Thailändische Anleger genießen spezifische Befreiungen und feste Steuersätze, während ausländische Anleger mit Quellensteuern konfrontiert sein können, die durch die Inanspruchnahme von Doppelbesteuerungsabkommen gemildert werden können. Juristische Personen müssen auf Gewinne Körperschaftssteuer entrichten, während private Anleger je nach Quellensteuer die Wahl haben, Einkünfte in ihre jährlichen Steuererklärungen einzubeziehen oder davon auszuschließen.

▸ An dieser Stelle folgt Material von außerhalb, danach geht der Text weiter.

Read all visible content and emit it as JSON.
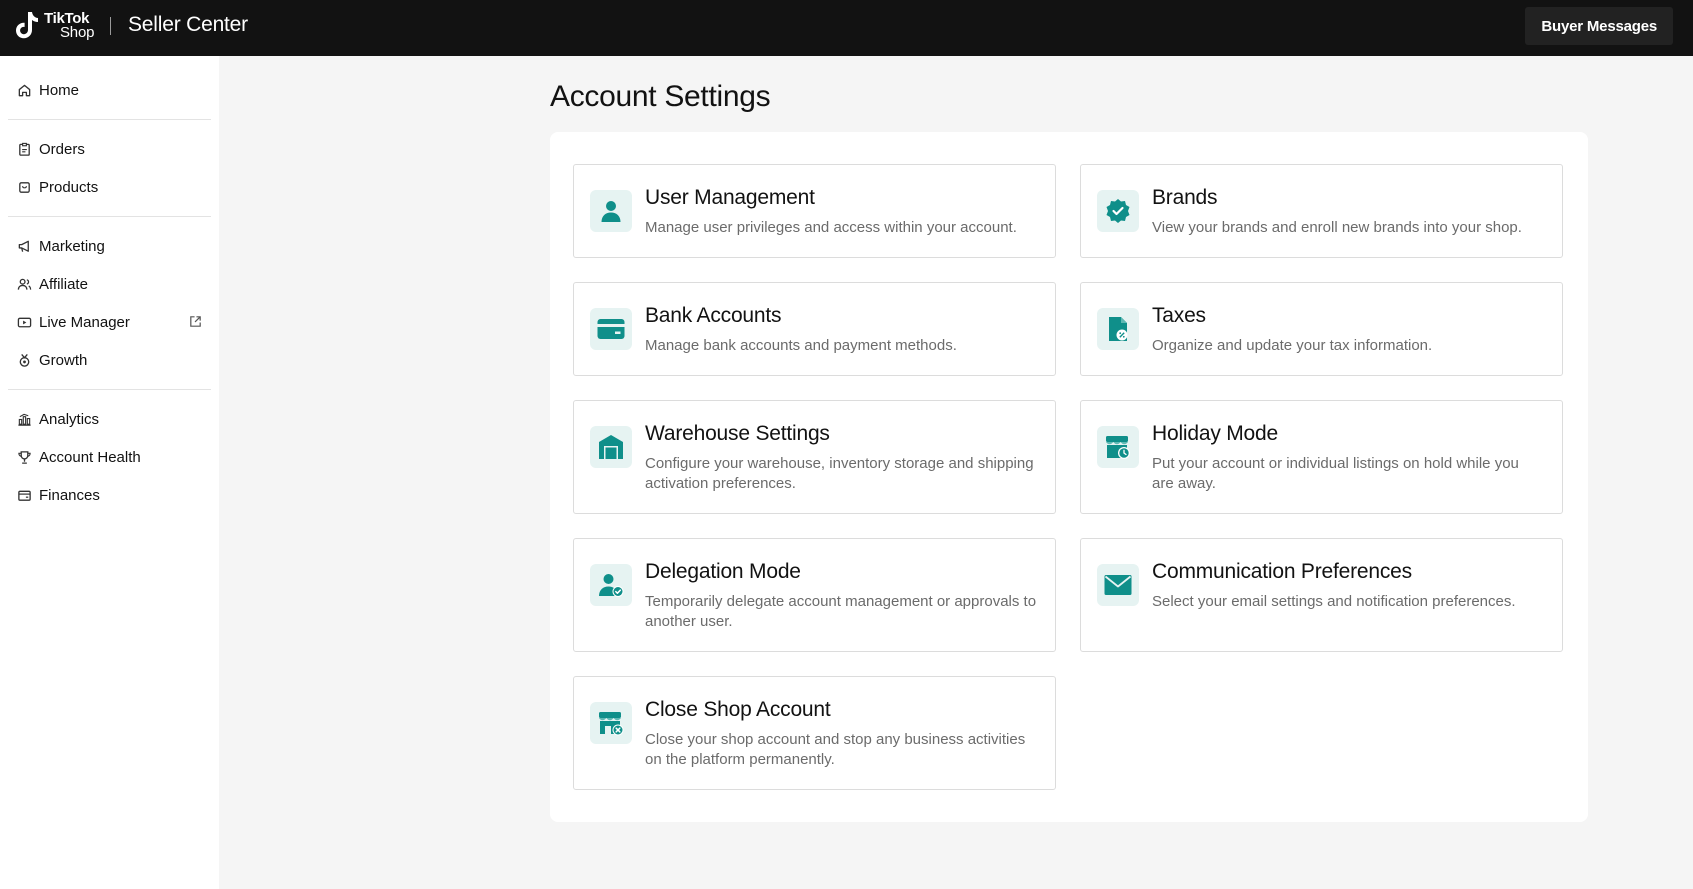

Sowohl für gebietsansässige als auch für gebietsfremde Anleger erfordert der rechtliche Rahmen eine sorgfältige Abwägung, um unerwartete handelssteuer Verbindlichkeiten zu vermeiden und die Einhaltung der Vorschriften sicherzustellen. Eine rechtliche Beratung durch Steuerexperten und Anwaltskanzleien, die mit den thailändischen Finanzvorschriften vertraut sind, wie beispielsweise Benoit & Partners, ist dringend ratsam, um Anlagestrukturen zu optimieren und das Steuerrisiko zu minimieren, während gleichzeitig die gesetzlichen Vorschriften vollständig eingehalten werden.

Das Verständnis der Feinheiten der Handelssteuern in Thailand ist entscheidend, um fundierte finanzielle Entscheidungen zu treffen und Investitionen in einem der dynamischsten Märkte Südostasiens effizient zu strukturieren.

Wenn Sie weitere Information benötigen, können Sie einen Termin mit einem unserer Anwälte vereinbaren.

Häufig gestellte Fragen 

Handel bedeutet den Kauf und Verkauf von Aktien, Anleihen, Derivaten und anderen Finanzprodukten. Er findet an der SET, MAI und TFEX unter der Aufsicht der SEC statt.

 

Erträge lassen sich in vier Gruppen einteilen: Kapitalgewinne, Dividenden, Zinsen und Gewinne/Diskonte aus Schuldtiteln. Die steuerliche Behandlung hängt vom Wohnsitz, der Art des Anlegers und den Doppelbesteuerungsabkommen (DBA) ab.

Gewinne aus an der SET notierten Aktien sind steuerfrei. Verkäufe am außerbörslichen Markt (OTC) sind jedoch steuerpflichtig und müssen in der jährlichen Einkommensteuererklärung angegeben werden.

Auf Dividenden wird eine Quellensteuer von 10 % erhoben, auf Zinsen 15 %. Die Sätze können im Rahmen von Doppelbesteuerungsabkommen (DBA) oder für vom BOI geförderte Unternehmen und Staatsanleihen reduziert oder erlassen werden.

DBA reduzieren oder beseitigen Doppelbesteuerung. Sie können Kapitalgewinne von der Steuer befreien, die Quellensteuersätze für Dividenden und Zinsen senken und die Vorlage einer Wohnsitzbescheinigung bei den thailändischen Steuerbehörden vorschreiben.